The combination is very effective - so much so that I stopped using my Fostex multi-track tape recorder for making band demos altogether. There is, however, the problem I alluded to when discussing RB338 - using the mouse to try to manipulate all those switches, buttons and sliders is quite difficult and one reason why professionals still use real mixing desks costing tens of thousands of pounds. However, help is at hand.

There are now three general purpose hardware devices available for controlling MIDI information. At the low end there's a device called the Phat Boy (£150) with fixed function rotary knobs which is non-programmable. Higher up, costing around £350, is Peavey's PC1600X with programmable buttons, sliders and stored scenes, allowing you to address all 16 MIDI channels at once. In between is the British-made Control Freak from Kenton Electronics, offering simultaneous eight-channel control (eight sliders plus eight programmable buttons) , and affordable at £249.

The Control Freak can be programmed to vary just about any kind of MIDI parameter you can name and comes already set up with a number of 'scenes' which address popular applications, one of them being control of ReBirth 338 parameters. You can program and store your own scenes for later recall if you need to. My own uses for such a device are twofold: firstly, to give me some manual control over the Cakewalk mixer and, secondly, as a lighting controller for the BCK LiteSHOW and NJD controllers which I use.

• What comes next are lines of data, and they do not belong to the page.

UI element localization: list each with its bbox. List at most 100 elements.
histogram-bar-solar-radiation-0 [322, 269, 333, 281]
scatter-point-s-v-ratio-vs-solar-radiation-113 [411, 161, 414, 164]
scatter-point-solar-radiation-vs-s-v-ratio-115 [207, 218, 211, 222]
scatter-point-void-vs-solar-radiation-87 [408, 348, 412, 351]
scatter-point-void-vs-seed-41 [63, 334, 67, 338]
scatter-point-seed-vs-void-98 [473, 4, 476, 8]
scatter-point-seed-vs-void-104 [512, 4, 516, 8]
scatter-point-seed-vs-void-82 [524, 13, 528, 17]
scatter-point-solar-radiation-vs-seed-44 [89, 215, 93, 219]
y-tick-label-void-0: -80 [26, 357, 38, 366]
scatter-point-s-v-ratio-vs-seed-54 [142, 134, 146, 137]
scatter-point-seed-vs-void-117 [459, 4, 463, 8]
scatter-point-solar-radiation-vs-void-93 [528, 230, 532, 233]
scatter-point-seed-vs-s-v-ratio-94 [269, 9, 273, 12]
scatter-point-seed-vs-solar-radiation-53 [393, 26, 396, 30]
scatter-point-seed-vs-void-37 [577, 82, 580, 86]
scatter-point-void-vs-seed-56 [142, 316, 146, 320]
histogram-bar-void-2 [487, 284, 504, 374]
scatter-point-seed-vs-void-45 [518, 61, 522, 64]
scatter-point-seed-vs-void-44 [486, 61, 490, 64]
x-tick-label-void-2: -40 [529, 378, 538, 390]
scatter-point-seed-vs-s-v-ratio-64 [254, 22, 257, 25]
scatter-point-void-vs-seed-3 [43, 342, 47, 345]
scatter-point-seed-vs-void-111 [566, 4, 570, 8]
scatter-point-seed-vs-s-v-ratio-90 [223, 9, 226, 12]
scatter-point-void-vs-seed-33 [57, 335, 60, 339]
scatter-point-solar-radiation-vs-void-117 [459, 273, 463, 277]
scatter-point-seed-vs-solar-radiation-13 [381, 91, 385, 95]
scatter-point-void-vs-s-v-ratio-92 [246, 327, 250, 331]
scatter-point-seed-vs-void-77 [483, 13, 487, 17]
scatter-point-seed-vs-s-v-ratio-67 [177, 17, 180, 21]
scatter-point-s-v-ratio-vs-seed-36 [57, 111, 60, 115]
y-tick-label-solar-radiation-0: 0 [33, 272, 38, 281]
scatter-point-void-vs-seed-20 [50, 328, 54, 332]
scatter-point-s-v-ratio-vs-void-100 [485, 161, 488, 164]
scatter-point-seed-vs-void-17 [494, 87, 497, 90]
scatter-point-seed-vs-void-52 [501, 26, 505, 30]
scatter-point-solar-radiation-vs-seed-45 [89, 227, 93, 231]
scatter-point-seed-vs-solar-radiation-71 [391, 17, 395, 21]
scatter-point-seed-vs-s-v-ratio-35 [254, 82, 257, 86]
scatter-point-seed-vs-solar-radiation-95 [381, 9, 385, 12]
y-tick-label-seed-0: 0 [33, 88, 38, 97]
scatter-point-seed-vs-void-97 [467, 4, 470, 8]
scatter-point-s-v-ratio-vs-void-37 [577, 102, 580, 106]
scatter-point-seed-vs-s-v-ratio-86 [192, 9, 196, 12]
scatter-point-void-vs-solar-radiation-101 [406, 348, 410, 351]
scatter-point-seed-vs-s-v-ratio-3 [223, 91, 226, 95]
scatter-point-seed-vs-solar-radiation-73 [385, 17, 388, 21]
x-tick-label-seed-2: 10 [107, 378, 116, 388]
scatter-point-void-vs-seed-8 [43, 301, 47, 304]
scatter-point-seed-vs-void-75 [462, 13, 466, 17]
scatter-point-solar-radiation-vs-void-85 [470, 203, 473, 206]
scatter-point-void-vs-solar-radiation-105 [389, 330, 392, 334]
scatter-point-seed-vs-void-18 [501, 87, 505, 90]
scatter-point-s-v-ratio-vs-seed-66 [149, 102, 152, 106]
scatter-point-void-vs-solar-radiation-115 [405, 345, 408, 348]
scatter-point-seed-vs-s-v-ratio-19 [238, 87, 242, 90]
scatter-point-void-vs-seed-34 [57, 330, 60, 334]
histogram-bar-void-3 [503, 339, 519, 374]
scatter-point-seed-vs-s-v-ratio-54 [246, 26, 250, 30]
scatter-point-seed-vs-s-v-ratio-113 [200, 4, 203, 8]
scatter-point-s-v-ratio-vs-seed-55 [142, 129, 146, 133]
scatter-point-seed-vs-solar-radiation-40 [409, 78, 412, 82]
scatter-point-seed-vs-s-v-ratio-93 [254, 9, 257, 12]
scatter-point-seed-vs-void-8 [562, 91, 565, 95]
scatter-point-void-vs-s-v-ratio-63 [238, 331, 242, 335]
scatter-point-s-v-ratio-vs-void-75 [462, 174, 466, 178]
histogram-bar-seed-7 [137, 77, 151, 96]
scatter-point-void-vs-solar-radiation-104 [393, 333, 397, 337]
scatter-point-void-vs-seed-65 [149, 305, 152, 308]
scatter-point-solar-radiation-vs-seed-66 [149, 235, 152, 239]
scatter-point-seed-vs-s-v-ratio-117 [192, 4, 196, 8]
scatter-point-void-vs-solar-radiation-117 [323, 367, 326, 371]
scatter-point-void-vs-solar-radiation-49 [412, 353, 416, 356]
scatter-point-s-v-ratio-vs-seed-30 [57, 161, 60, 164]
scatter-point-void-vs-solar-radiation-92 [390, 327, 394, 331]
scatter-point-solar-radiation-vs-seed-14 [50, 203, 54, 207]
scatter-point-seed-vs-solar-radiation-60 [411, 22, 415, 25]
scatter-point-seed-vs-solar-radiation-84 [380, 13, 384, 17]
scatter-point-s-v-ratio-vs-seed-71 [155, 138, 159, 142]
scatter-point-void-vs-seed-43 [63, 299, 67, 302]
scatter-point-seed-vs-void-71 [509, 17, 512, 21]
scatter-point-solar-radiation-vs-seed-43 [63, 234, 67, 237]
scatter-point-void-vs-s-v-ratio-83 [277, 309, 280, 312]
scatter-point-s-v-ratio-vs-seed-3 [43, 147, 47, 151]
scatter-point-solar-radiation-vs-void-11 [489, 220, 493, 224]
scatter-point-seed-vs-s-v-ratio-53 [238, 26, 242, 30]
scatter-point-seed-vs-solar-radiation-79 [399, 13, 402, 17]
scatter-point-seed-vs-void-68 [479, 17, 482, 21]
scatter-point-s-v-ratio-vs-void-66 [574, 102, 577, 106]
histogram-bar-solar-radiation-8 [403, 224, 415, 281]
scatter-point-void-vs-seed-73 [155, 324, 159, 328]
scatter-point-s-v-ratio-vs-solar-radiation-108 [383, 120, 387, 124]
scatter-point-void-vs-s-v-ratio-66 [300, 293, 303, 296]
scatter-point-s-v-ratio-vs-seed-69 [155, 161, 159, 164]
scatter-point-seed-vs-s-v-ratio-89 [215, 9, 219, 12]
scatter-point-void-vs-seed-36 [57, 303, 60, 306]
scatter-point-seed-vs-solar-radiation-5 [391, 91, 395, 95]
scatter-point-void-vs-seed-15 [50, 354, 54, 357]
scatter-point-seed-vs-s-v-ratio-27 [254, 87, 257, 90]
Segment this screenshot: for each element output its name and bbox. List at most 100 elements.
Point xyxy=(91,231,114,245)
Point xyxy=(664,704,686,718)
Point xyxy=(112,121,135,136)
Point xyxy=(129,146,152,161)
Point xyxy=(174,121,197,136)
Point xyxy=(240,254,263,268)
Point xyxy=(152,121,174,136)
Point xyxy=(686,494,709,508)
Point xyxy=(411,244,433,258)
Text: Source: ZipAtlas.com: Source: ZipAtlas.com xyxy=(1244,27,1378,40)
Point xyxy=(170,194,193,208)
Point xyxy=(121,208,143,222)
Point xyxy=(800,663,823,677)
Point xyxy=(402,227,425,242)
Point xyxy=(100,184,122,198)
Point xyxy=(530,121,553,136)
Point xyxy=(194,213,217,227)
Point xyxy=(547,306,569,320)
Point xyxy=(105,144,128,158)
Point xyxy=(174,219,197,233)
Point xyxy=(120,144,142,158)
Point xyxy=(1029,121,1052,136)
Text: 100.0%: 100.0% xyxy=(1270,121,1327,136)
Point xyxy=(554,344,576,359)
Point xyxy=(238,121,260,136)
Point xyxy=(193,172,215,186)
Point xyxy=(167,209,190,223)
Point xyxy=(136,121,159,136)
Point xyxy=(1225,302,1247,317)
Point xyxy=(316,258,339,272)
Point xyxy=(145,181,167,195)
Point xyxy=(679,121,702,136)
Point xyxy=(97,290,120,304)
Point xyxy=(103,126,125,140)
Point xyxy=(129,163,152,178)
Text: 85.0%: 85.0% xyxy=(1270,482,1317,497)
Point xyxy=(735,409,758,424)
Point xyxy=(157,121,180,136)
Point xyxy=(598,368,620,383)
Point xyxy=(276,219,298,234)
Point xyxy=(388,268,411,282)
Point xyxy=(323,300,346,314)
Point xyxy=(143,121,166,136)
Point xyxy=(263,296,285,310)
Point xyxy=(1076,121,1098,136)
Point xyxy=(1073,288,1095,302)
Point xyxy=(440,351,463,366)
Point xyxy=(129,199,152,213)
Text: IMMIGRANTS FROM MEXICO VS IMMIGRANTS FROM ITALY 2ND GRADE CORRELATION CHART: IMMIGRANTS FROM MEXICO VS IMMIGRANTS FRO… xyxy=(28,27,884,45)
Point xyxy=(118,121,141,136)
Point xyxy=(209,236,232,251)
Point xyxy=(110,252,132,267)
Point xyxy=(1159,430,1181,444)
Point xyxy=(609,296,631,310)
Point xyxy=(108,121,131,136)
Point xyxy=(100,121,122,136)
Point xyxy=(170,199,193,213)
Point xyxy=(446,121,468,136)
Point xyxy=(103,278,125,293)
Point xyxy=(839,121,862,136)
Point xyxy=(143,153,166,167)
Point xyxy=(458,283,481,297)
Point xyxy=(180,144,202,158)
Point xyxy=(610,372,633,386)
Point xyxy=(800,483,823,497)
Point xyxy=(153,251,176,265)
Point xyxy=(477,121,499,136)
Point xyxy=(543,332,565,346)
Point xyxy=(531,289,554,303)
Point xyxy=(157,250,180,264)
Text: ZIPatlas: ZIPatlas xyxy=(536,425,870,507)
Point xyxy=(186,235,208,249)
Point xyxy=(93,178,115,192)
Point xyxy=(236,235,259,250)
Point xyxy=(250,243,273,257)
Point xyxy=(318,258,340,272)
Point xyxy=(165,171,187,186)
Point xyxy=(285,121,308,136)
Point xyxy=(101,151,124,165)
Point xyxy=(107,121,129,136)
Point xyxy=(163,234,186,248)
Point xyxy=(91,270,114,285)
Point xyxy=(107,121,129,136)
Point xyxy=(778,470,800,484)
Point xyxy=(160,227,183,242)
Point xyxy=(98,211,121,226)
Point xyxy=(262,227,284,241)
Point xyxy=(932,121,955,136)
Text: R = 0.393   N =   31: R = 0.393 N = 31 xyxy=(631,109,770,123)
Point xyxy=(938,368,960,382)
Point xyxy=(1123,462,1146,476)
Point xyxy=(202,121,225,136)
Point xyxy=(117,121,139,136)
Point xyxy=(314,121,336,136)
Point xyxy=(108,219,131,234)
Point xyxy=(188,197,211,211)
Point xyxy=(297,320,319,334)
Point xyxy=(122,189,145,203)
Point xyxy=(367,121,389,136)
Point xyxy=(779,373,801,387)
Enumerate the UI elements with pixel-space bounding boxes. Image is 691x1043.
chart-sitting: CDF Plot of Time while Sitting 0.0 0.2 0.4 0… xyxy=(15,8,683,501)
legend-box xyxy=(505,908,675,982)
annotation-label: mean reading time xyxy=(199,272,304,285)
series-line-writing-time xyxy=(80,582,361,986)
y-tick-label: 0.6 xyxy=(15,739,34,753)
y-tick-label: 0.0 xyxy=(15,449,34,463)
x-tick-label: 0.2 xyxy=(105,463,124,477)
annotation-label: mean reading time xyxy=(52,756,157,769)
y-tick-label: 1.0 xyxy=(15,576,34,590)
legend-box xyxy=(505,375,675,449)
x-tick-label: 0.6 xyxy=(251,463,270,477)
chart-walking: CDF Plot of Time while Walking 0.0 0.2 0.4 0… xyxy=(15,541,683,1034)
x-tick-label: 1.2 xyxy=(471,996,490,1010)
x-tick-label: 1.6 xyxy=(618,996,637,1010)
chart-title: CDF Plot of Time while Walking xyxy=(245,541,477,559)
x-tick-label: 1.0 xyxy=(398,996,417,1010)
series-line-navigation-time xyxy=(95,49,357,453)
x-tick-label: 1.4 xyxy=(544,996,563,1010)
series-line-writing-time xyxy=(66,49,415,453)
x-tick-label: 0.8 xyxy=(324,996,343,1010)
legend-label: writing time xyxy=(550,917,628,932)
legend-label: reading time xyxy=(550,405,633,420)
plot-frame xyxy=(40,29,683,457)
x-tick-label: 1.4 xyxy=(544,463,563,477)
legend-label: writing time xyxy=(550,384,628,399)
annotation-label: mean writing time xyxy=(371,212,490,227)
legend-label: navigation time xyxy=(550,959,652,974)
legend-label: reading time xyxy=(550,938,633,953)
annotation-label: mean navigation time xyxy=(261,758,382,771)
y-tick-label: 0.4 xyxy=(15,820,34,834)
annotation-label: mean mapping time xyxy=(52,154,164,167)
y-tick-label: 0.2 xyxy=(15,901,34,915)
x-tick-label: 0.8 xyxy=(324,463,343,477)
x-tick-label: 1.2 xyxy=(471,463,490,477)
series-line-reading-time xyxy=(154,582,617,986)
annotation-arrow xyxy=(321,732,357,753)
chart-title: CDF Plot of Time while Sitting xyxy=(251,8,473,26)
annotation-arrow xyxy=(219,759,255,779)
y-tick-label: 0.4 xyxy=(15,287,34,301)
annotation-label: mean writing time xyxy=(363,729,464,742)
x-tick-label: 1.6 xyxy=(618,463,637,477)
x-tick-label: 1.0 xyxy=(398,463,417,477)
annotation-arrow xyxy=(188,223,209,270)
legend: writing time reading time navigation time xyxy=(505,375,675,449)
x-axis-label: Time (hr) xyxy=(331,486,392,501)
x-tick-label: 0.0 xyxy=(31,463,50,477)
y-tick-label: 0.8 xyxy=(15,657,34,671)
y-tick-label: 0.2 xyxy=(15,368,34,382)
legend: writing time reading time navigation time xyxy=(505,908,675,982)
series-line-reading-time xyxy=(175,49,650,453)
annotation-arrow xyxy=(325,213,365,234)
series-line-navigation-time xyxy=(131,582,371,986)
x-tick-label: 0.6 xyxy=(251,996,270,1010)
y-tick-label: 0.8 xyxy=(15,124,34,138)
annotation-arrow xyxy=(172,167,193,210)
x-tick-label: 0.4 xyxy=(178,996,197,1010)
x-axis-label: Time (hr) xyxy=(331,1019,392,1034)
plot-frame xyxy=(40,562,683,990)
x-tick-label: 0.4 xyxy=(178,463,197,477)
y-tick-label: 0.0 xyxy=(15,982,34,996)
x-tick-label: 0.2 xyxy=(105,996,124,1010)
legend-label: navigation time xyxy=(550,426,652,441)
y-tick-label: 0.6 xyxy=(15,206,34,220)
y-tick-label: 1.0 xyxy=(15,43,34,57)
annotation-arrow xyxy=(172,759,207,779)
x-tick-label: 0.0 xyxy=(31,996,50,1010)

Programming the Control Freak is not a doddle. If you understand how MIDI works then you're in with a chance - even if you know MIDI, you'll need to spend some time absorbing the Control Freak's interface which is typical of most devices which have lots of parameters and a limited display (think VCR, mobile phone or central heating controller and you're on the right lines). It's not brain-numbingly impossible but not something you master in ten minutes either. This is just a warning to MIDI novices.

You can assign the sliders to vary parameters on a channel by channel basis to control such things as volume, pan, reverb depth, chorus level, delay time and feedback - anything for which your synth has a controller. The buttons, while simple, are mega useful. There are three ways to make each button send a control string: simply when it is pressed; one string when it is pressed and a second one when released; or, as a toggle, one string when switched to 'on' , then another, different one when switched to 'off'. As each control string can be of almost any length, and also contain information read from its associated slider, the possibilities are endless. Control Freak can also be used as a MIDI analyser - very helpful for tracking down glitches in a complex MIDI setup and (a Kenton speciality) can perform CV to MIDI conversions allowing owners of old non-MIDI keyboards to interface with MIDI gear.

The manual is a typical low-volume production affair consisting of 40 pages of photocopied A4. Working through the 'How Do I' section at the end helps to make things clearer, as can a phone call to the nice Kenton people.

The Control Freak is well made using good quality sliders and knobs, comes with a power supply and is housed in a strong steel case. If you've progressed beyond the novice stage of computers and music, one of these should be high on your list of prospective acquisitions.